According to the Institute for Clinical and Economic Review (ICER), a non-profit organization which performs cost/benefit analyses for new medical products, the $850,000 price tag for Spark Therapeutics’ new gene therapy, Luxturna, is about four times higher than it should be. The drug stops disease progression in young patients with a specific form of inherited blindness, however the ICER analysts say a lack of long-term efficacy data for the gene therapy mean it’s currently overpriced.
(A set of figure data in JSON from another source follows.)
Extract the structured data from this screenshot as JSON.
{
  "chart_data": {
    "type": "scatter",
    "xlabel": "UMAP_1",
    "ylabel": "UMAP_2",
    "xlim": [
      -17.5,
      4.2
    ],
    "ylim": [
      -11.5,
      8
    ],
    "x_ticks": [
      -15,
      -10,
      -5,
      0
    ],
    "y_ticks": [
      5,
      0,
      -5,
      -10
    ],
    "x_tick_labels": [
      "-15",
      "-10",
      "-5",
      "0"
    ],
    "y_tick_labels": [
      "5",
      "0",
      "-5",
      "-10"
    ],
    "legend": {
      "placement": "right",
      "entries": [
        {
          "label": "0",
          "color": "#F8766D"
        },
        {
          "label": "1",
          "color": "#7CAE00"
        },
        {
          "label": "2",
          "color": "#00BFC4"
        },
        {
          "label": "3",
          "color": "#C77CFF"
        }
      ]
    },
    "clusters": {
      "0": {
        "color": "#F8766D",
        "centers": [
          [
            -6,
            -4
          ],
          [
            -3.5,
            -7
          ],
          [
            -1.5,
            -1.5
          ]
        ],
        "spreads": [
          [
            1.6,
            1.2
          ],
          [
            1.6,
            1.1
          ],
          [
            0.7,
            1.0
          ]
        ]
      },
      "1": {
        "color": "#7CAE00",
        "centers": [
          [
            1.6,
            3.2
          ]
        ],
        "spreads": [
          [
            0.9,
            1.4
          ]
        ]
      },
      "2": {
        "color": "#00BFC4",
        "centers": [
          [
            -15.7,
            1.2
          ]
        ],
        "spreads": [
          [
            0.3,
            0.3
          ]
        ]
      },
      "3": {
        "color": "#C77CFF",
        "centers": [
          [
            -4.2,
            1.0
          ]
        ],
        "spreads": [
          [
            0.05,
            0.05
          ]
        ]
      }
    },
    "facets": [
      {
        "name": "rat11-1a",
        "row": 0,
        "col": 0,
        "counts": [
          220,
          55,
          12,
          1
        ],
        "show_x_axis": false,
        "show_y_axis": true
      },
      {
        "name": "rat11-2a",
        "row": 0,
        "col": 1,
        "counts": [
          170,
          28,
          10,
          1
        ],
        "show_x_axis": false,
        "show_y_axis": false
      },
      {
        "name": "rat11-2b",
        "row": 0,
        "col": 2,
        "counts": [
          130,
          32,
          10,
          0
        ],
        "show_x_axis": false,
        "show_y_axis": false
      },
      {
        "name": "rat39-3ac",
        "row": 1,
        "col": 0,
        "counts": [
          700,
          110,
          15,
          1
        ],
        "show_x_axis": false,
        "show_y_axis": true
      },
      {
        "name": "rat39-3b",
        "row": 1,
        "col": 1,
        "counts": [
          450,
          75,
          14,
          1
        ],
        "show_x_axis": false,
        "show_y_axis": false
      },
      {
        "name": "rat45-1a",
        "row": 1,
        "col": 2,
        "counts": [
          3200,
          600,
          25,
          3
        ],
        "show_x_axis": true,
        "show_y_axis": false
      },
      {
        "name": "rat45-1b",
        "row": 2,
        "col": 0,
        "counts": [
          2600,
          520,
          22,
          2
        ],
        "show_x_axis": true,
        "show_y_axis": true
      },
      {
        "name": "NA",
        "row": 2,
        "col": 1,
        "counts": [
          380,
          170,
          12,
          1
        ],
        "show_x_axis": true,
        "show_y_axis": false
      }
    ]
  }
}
Luxturna was just approved by the FDA in December. Its current list price makes it the most expensive drug on the market, however ICER’s recent report suggests a price between $153,000 and $217,000 would be more cost-effective, all things considered.
“While the evidence is clear the therapy improves vision for patients over several years, the long-term duration of this benefit remains unknown,” said Dr. David Rind, ICER’s chief medical officer. “Assuming a 10- to 20-year period of benefit, at list price the treatment does not meet standard cost-effectiveness thresholds, even after accounting for the broader societal benefits improved vision has on productivity and education costs.”
So how did ICER reach their cost-effective price range for Luxturna? Based on available data, their analysts estimated that a 15-year-old patient with a confirmed RPE65 gene mutation could expect between 10 and 20 years of vision improvements after being treated with Luxturna gene therapy. While this would have benefits for both the patient themselves and the healthcare system as a whole, ICER still concluded that the $850,000 one-time list price isn’t cost-effective.
Interestingly, when the analysts considered the cost-effectiveness of treating three-year-old patients – 12 years younger than the average patient enrolled in clinical trials of Luxturna – they found the current price tag would meet its thresholds. However, this estimate assumed that the benefits of the gene therapy would be consistent throughout the entire life of the patient.
“The high cost makes this unlikely to be a cost-effective intervention at commonly used cost-effectiveness thresholds, except for the younger population from a modified societal perspective,” wrote the authors of the ICER report. “However, for ultra-rare diseases, decision-makers in the US and in international settings often give special weighting to other benefits and to contextual considerations that lead to coverage and funding decisions at higher prices, and thus higher cost-effectiveness ratios, than applied to decisions about other treatments.”
Spark is working with payers to negotiate outcome-based pricing for Luxturna. These deals could allow insurance companies to seek rebates if patients only benefit from the gene therapy for a short amount of time.